Kepentingan atau fasilitas publik merupakan hal yang paling mendasar dalam satu
negara. Pemerintah harus memfasilitasi akses dan infrastruktur untuk menunjang
mobilitas bagi seluruh lapisan masyarakat, tidak terkecuali penyandang
disabilitas.
Kebijakan
teknologi yang menjadi solusi bagi publik dapat dilihat dari pengembangan smart
city, yang hadir untuk memenuhi identitas kota yang layak huni, aman, maju
dalam segala bidang yang berbasis teknologi dan IT (Ambarwati, Syadikah &
Kusumawiranti, 2020). Tujuan implementasi Smart City untuk mempermudah
akses publik. Undang-undang nomor 8 tahun 2016 tentang Penyandang Disabilitas
menyatakan penyandang disabilitas adalah setiap orang yang mengalami
keterbatasan fisik, intelektual, mental, dan/atau sensori dalam jangka waktu
lama yang dalam berinteraksi dengan lingkungan dapat mengalami hambatan dan
kesulitan untuk berpartisipasi secara penuh dan efektif dengan warga negara
lainnya berdasarkan kesamaan hak (Prestianta, Mardjanto & Ignatius, 2018).
Peraturan negara
menyebutkan bahwa penyandang disabilitas memiliki hak yang sama dengan
masyarakat yang normal, termasuk dalam akses teknologi transportasi maupun
komunikasi. Mereka juga memiliki hak yang dijamin oleh hukum, sudah selayaknya
pemerintah memberikan akses khusus yang lebih baik untuk kelompok disabilitas.
Akses yang
dimaksudkan seperti transportasi atau alat-alat yang ditujukan untuk publik
tetapi ramah terhadap penyandang disabilitas.

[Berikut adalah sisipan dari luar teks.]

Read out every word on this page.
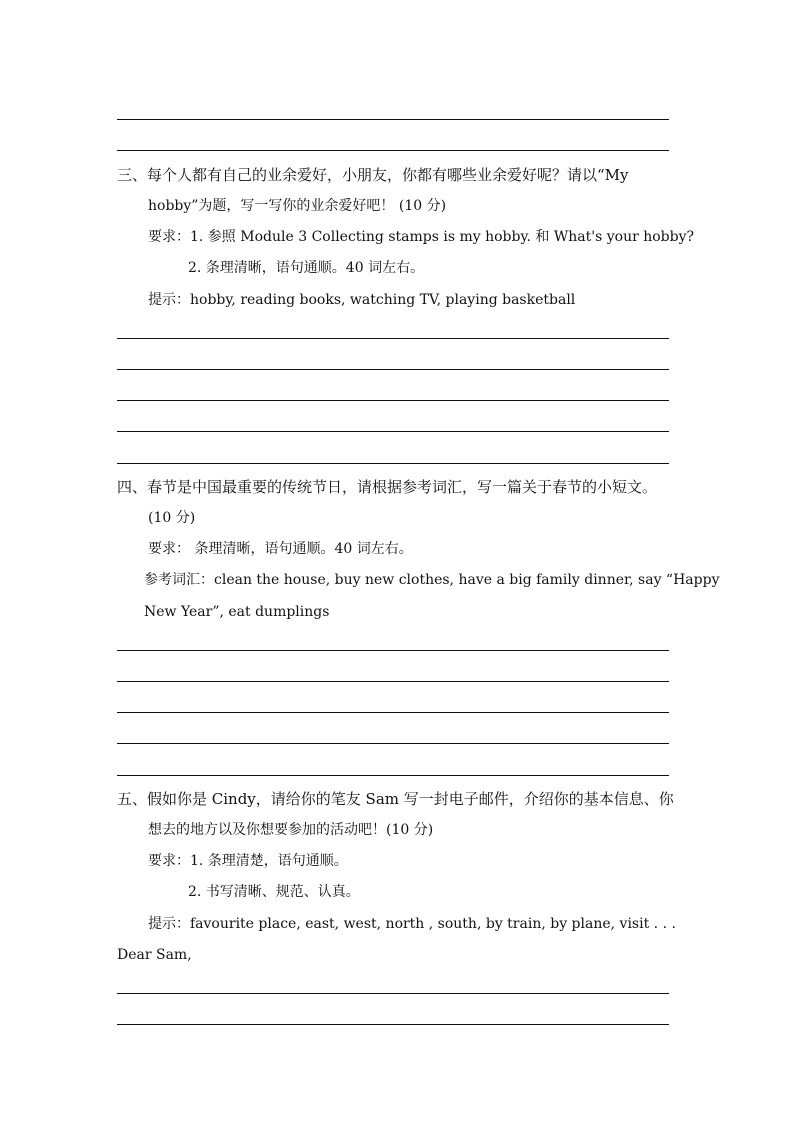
三、每个人都有自己的业余爱好，小朋友，你都有哪些业余爱好呢？请以“My
hobby”为题，写一写你的业余爱好吧！ (10 分)
要求：1. 参照 Module 3 Collecting stamps is my hobby. 和 What's your hobby?
2. 条理清晰，语句通顺。40 词左右。
提示：hobby, reading books, watching TV, playing basketball
四、春节是中国最重要的传统节日，请根据参考词汇，写一篇关于春节的小短文。
(10 分)
要求： 条理清晰，语句通顺。40 词左右。
参考词汇：clean the house, buy new clothes, have a big family dinner, say “Happy
New Year”, eat dumplings
五、假如你是 Cindy，请给你的笔友 Sam 写一封电子邮件，介绍你的基本信息、你
想去的地方以及你想要参加的活动吧！(10 分)
要求：1. 条理清楚，语句通顺。
2. 书写清晰、规范、认真。
提示：favourite place, east, west, north , south, by train, by plane, visit . . .
Dear Sam,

Penyandang disabilitas di
Indonesia tercatat sebanyak 150.000 orang atau 15% dari populasi penduduk
(Syafi’ie, 2014). Akses bagi penyandang disabilitas, Indonesia telah memiliki
regulasi nasional, diantaranya Permen PU No. 30 Tahun 2006 (Syafi’ie, 2014).
Penyandang disabilitas kerap kali mengalami diskriminasi karena keterbatasan
fisiknya, namun dari kasus tersebut masyarakat normal seharusnya memberikan
ruang lebih bagi mereka, harus menerima perlakuan khusus (Karim, 2017).
Makassar merupakan
salah satu daerah yang memiliki kebijakan dalam bentuk Perda yang mengatur
tentang hak penyandang disabilitas. Pemerintah Makassar mengeluarkan Peraturan
Daerah No. 6 Tahun 2013 tentang Pemenuhan Hak-Hak Penyandang Disabilitas di
kota Makassar yang menjamin kesamaan dan kesempatan dalam bidang pendidikan,
kesehatan, olahraga, seni budaya, ketenagakerjaan, pelayanan umum, politik,
bantuan hukum dan informasi (Karim, 2017). Pemerintah juga memberikan fasilitas
penunjang lainnya, seperti pada sarana transportasi dan ruang publik yang
sesuai dengan penyandang disabilitas.
Tahun 2017
penyandang disabilitas di Kota Makassar tercatat sebanyak 1.715 orang, yang
kebanyakan menggantungkan hidup dengan menjadi pengemis dan pedagang kaki lima
(Karim, 2017).
“Kemajuan teknologi harus menjadi sarana untuk mendapatkan fasilitas yang menunjang aktivitas mereka, namun hampir di seluruh daerah Indonesia masyarakat belum menyadari betapa pentingnya akses bagi penyandang disabilitas”.
Pemerintah sudah
memberikan fasilitas khusus seperti kursi prioritas bagi penyandang disabilitas
di beberapa transportasi publik, atau jalan yang sesuai dengan tuna netra
melalui guiding block. Masalah
lain yang timbul adalah terkadang pembangunan fasilitas tersebut tidak sesuai
dengan aturan yang berlaku atau sekedar mengikuti perintah menyediakan akses
penyandang disabilitas saja. Hal tersebut menyebabkan akses tidak dapat
digunakan meskipun telah tersedia.
Anggota DPRD Kota
Makassar Shinta Mashita Molina, menyebutkan bahwa fasilitas publik yang ada di
Makassar yang dianggap belum ramah terhadap penyandang disabilitas (Muin,
2018). Artikel jurnal juga menuliskan salah satu fasilitas publik di Makassar
merupakan tempat ibadah, namun fasilitas yang ada belum ramah bagi penyandang
difabel, tidak adanya penyediaan fasilitas tempat wudhu, kamar mandi/wc, dan
kelengkapan lainnya (Rahayu, 2018).
Pemerintah telah
memberikan beberapa akses khusus bagi penyandang disabilitas, tetapi meskipun
kota sudah menjalankan konsep smart city, masyarakatnya belum menjadi smart
people.
“Masyarakat belum menyadari betapa pentingnya akses tersebut bagi kelompok minoritas, sehingga terkadang di tempat publik hak mereka tidak diperhatikan. Contohnya saja menggunakan kursi-kursi prioritas dalam transportasi publik, berjualan disepanjang trotoar yang memiliki guiding block”.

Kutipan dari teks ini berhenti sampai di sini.